A Associação de Imprensa Estrangeira de Hollywood divulgou sua resposta em forma de comunicado. “Independentemente da próxima data de transmissão do Globo de Ouro, a implementação de mudanças transformacionais o mais rapidamente – e da forma mais cuidadosa possível – continua sendo a principal prioridade para nossa organização”, diz o texto.

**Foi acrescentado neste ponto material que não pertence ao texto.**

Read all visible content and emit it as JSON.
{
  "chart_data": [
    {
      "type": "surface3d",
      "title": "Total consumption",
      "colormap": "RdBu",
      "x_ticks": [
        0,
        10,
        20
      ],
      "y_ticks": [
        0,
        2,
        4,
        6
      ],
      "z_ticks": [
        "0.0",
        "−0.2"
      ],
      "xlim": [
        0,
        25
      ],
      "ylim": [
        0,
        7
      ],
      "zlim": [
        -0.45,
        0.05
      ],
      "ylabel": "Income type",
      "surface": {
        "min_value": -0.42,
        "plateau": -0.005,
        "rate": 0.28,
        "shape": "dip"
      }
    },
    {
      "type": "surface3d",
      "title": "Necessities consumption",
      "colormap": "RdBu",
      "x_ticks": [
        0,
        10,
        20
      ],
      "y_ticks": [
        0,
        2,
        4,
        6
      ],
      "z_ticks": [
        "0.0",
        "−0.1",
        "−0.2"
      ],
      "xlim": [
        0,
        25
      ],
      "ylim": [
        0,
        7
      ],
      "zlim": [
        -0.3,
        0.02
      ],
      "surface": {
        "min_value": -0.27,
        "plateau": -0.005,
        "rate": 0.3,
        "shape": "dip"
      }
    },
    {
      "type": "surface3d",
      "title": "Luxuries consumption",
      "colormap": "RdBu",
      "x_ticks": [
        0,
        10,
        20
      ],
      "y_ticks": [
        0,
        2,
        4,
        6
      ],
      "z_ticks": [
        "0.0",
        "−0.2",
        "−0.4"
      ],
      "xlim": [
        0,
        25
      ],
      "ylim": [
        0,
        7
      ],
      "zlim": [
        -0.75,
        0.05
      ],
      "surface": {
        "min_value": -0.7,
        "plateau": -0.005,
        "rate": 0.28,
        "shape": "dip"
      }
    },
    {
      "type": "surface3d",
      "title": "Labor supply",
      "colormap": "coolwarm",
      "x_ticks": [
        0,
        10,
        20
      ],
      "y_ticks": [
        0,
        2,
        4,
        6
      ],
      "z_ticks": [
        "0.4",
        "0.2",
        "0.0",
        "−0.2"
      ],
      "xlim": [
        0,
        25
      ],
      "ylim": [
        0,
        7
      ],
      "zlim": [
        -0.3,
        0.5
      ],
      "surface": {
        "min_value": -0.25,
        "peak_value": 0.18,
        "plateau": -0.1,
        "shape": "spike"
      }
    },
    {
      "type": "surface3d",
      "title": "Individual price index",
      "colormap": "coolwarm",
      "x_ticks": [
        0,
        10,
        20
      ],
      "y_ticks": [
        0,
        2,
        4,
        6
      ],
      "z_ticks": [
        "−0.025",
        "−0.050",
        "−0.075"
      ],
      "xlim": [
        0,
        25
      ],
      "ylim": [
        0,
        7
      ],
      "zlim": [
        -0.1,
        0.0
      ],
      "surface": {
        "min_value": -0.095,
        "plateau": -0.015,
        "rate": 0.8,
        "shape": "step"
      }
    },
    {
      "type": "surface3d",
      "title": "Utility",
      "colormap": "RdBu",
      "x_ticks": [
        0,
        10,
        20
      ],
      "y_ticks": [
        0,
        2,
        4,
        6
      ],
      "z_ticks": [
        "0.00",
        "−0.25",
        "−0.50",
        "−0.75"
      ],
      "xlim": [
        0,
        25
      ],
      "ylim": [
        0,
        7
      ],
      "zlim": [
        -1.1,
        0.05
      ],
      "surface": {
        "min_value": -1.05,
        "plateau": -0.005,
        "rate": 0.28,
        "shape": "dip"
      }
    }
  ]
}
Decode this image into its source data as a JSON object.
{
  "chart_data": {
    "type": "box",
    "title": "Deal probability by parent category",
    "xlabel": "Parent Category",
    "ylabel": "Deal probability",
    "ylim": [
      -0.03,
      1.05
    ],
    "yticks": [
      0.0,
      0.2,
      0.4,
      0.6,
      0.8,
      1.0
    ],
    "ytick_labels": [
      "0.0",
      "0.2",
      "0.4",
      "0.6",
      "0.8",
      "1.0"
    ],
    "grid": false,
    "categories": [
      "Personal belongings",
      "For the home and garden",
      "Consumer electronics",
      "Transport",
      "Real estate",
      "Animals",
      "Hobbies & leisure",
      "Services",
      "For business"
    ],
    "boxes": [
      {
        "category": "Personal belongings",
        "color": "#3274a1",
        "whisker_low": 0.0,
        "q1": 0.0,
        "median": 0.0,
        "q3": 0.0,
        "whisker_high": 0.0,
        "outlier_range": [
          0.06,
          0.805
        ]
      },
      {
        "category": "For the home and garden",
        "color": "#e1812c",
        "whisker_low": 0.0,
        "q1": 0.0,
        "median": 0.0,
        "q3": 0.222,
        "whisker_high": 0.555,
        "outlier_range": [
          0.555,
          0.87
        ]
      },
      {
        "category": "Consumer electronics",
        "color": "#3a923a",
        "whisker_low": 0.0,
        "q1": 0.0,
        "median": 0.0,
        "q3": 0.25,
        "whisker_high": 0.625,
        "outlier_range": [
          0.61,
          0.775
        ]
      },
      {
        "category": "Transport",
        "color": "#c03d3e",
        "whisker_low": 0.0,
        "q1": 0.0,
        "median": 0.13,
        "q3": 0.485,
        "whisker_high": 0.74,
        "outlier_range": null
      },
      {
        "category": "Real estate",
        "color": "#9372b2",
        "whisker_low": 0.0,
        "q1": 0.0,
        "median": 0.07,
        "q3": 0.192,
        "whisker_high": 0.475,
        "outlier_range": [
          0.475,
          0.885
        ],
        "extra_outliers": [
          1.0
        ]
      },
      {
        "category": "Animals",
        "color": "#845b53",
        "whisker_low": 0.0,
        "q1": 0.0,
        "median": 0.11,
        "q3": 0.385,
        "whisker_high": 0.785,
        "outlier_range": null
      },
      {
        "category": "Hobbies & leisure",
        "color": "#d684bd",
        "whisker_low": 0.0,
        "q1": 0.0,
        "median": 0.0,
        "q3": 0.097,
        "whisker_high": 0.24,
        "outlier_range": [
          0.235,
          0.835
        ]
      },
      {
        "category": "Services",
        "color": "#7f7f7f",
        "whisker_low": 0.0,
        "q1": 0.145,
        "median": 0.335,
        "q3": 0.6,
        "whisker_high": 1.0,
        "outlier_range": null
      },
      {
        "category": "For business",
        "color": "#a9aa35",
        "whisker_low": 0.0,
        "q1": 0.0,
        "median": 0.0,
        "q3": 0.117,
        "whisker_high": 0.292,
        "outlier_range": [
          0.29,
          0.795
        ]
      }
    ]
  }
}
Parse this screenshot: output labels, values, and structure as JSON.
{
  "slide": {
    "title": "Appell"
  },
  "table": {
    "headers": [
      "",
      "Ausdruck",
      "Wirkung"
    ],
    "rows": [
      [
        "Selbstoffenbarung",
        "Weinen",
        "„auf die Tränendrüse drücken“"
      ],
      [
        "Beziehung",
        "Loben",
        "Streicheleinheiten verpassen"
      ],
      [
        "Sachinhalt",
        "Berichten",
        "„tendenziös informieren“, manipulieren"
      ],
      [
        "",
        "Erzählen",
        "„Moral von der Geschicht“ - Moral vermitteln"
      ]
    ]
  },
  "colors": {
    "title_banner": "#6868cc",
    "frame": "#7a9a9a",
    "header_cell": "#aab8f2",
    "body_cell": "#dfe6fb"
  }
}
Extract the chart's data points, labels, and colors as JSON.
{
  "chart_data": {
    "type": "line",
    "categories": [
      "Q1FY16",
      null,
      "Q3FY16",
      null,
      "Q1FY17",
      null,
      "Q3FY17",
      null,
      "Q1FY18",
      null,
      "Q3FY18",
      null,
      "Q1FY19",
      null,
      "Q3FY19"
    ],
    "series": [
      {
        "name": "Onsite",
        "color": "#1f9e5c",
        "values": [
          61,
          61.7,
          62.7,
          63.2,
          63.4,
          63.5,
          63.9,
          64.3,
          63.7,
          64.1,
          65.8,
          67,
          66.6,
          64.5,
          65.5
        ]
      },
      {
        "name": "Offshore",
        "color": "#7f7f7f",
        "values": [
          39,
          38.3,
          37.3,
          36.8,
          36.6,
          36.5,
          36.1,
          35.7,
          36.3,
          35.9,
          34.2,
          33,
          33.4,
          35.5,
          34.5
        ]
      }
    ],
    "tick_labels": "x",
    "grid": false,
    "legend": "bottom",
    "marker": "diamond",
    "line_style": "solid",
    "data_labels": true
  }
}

Contudo, boa parte da imprensa especializada em cinema nos Estados Unidos aposta que este seja o fim do Globo de Ouro. E o início de uma virada na forma como Hollywood distribui seus prêmios. 

TIROS EM HOLLYWOOD

Confira o passo a passo da crise de credibilidade do Globo de Ouro desatada neste ano

21 de fevereiro – Reportagem do Los Angeles Times revela que a Associação de Imprensa Estrangeira de Hollywood não tem nenhum integrante negro e aponta práticas equivalentes a suborno na escolha dos indicados

26 de fevereiro – O movimento Time’s Up lança campanha de protesto em reação aos fatos revelados pela reportagem

28 de fevereiro – Cerimônia de entrega dos prêmios da 78ª edição do Globo de Ouro é realizada

9 de março – A HFPA  anuncia que tomará medidas para ampliar a diversidade entre seus membros

15 de março – Representantes de artistas sinalizam intenção de boicotar o Globo de Ouro caso não haja mudanças efetivas

(foto: Moloshok/REUTERS)

20 de abril – O ex-presidente da HFPA (por oito mandatos) Philip Berk (foto) é expulso da associação após vir a público e-mail no qual se referia ao Black Lives Matter como um “movimento de ódio racista” 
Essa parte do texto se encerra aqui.